Jul 18, 2011

food, trends
The magic of retailing is being restored through the food sector’s evolving means of dining out.

New Eating Out Trends

Everyone is talking about restoring the magic of retailing. A closer look reveals that, above all others, eating out is the sector in which brands have been able to restore magic to the everyday experience…

Mobility: or when the retailers come to you

Mobile restaurant concepts are emerging around the world. One example is Müvbox: a container that transforms into a restaurant for thirty or so people in 90 seconds. This solar powered mobile restaurant has been moving around the streets of Montreal’s Old Port for the past few years.
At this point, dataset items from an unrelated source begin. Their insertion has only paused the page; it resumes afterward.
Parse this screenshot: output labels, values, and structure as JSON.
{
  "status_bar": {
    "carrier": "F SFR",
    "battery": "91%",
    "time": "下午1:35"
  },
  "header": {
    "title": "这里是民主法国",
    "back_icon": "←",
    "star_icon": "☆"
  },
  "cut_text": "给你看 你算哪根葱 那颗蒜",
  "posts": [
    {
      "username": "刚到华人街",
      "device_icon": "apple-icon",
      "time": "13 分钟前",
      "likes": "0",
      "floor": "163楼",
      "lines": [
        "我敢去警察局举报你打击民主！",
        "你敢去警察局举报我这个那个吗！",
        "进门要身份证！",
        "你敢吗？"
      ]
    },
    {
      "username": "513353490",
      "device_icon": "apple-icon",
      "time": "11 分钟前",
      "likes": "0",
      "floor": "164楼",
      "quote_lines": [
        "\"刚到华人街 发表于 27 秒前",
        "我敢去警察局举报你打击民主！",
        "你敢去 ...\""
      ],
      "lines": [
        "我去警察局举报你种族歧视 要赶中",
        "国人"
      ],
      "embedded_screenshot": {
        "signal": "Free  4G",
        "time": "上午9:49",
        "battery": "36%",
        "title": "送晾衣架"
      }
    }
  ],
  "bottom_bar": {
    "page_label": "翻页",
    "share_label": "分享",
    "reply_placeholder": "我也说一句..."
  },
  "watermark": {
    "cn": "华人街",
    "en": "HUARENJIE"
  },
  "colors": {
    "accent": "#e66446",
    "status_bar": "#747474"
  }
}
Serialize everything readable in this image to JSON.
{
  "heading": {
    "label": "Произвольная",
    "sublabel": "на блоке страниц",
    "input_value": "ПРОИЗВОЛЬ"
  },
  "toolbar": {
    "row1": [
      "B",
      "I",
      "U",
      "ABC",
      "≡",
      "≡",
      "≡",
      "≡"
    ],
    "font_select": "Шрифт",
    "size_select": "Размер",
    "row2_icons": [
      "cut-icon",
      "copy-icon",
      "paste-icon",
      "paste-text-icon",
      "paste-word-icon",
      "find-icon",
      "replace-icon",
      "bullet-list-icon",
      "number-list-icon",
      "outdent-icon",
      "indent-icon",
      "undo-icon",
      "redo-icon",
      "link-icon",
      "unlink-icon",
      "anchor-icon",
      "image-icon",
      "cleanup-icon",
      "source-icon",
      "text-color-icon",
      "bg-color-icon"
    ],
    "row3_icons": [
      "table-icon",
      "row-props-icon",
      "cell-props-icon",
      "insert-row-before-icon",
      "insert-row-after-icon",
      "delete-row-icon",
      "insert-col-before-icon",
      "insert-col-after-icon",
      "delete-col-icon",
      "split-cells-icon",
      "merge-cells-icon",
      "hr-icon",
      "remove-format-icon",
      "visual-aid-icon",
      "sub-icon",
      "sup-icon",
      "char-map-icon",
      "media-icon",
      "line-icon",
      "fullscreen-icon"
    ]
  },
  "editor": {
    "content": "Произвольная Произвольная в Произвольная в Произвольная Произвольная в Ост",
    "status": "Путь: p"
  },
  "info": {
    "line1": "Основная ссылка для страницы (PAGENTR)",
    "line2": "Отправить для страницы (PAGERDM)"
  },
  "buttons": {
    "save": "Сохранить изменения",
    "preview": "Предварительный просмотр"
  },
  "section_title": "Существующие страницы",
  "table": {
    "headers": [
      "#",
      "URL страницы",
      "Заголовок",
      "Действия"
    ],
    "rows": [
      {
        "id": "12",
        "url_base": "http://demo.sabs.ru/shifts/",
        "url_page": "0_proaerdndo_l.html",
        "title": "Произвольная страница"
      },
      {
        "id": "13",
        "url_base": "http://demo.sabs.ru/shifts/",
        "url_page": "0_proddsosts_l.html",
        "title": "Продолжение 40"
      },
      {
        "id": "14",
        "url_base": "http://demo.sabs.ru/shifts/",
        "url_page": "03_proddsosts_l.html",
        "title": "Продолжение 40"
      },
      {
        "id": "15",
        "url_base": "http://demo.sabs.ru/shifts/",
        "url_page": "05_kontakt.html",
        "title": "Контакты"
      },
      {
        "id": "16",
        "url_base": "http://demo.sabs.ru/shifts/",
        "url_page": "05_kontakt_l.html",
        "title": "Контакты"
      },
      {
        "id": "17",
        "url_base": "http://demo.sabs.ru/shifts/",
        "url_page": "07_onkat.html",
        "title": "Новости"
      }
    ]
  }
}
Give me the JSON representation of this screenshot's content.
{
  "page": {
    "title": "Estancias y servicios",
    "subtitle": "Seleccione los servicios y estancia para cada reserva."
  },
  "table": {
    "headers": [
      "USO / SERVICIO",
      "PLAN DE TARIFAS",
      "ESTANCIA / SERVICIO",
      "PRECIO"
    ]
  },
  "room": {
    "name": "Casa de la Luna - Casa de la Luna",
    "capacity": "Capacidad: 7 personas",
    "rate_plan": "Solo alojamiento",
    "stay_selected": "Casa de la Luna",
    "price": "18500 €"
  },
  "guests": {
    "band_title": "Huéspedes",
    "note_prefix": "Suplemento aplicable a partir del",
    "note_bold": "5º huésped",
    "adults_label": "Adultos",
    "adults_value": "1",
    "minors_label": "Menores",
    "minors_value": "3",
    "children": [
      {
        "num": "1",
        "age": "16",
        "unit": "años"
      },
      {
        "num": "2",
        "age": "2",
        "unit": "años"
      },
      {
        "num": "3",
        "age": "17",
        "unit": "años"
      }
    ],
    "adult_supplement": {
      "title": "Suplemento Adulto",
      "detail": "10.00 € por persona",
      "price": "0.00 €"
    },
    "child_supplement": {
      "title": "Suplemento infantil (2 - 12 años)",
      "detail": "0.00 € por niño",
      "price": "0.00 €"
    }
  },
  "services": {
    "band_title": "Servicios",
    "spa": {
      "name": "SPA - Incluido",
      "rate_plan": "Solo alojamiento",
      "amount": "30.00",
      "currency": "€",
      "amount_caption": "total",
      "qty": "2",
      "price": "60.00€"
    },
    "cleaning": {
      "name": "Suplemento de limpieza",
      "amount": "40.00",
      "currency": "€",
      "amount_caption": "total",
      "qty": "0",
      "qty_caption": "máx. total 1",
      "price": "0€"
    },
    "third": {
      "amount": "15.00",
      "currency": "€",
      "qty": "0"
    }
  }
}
Munch Truck is a similar concept. With almost 2.5 billion people eating street food every day, but reluctant to compromise on quality, Americans have launched a gourmet food truck concept: ready-to-use trucks provided to restaurant chains, chefs, or simply cooking enthusiasts. The company offers people who hire its trucks the option of customising the vehicles in their corporate colours, provides promotional tools via social networks, helps them select sites, etc. A true turnkey concept that allows them to increase their ROI and visibility while reducing investment costs.

The connected restaurant

Some restaurants are using new technology to retain customers, surprise them and offer an increasingly better service. Following New York's JFK and La Guardia airports, which have installed iPads allowing travellers to order their food remotely from participating retailers, it is now the turn of restaurants to offer touch pad menus: the so-called E la Carte Tablet. These allow customers to read the menu, order and pay for their food. During the meal, they can not only play games and do quizzes, allowing them to accumulate points that give them a discount on their bill, but also give their feedback on the restaurant.

In a similar vein, take a look at the Izkaya restaurant in Rotterdam, which offers interactive touch screen tables.

Experiential restaurants to create surprise

Some are pushing the customer experience further by creating an amusement park or treasure hunt atmosphere! One example is a restaurant in the chic district of Ginza, Japan, which immerses customers into the world of Alice in Wonderland. Diners are plunged into an imaginary and dreamlike world in which different rooms recall the environments of Carroll's tale with psychedelic decor.

In Italy, a travel agency, Link Tours, organises Street Dinners. These travelling gastronomic events offer ephemeral dinners in the form of a treasure hunt for 60€, including: pre-dinner drink, table, 2 chairs, 2 menus to choose from, 2 Street Dinner T-shirts (so that the organisers can recognise you) and instructions on the evening programme with a street map. All this information is drip-fed by text messages, stating the place where the pre-dinner drink will be served and the establishment where you collect your table, chairs and meal. An hour before dinner, a further message finally reveals the location of this chic and informal picnic.

Sustainable and social restaurants

Sustainability is a requirement that no retailer can now escape. Acorn House, in the Shoreditch area of London, has been described in The Times as the most important restaurant to have opened in London in the past 200 years. The restaurant consists entirely of organic and recycled materials. It composts and recycles 100% of its waste, avoids buying from industrial farms, requires the highest livestock farming standards for its meat, uses green energy, buys fair trade products, never uses air freight for deliveries but has environmentally friendly containers running on bio-diesel, waste water purifiers, and its ingredients are for the most part produced locally! Real action taken seriously, with no details left to chance.

Some entrepreneurs are more interested in the individual and conduct more social activities. Restaurants like Lentil as Anything in Melbourne, SAME (So All Might Eat) Café in Denver, or Der Wiener Deevan in Vienna have established the “Pay as you want” concept: by appealing to their customers’ conscience, these restaurants advocate generosity and altruism, with some customers even spending a little more to buy meals for those who can’t afford them.

To conclude, beyond the examples mentioned above, a business cannot simply create surprise for the sake of it, develop technology for the sake of it or be sustainable for the sake of it… Any action, any concept, has to support a real, strong and unique brand vision.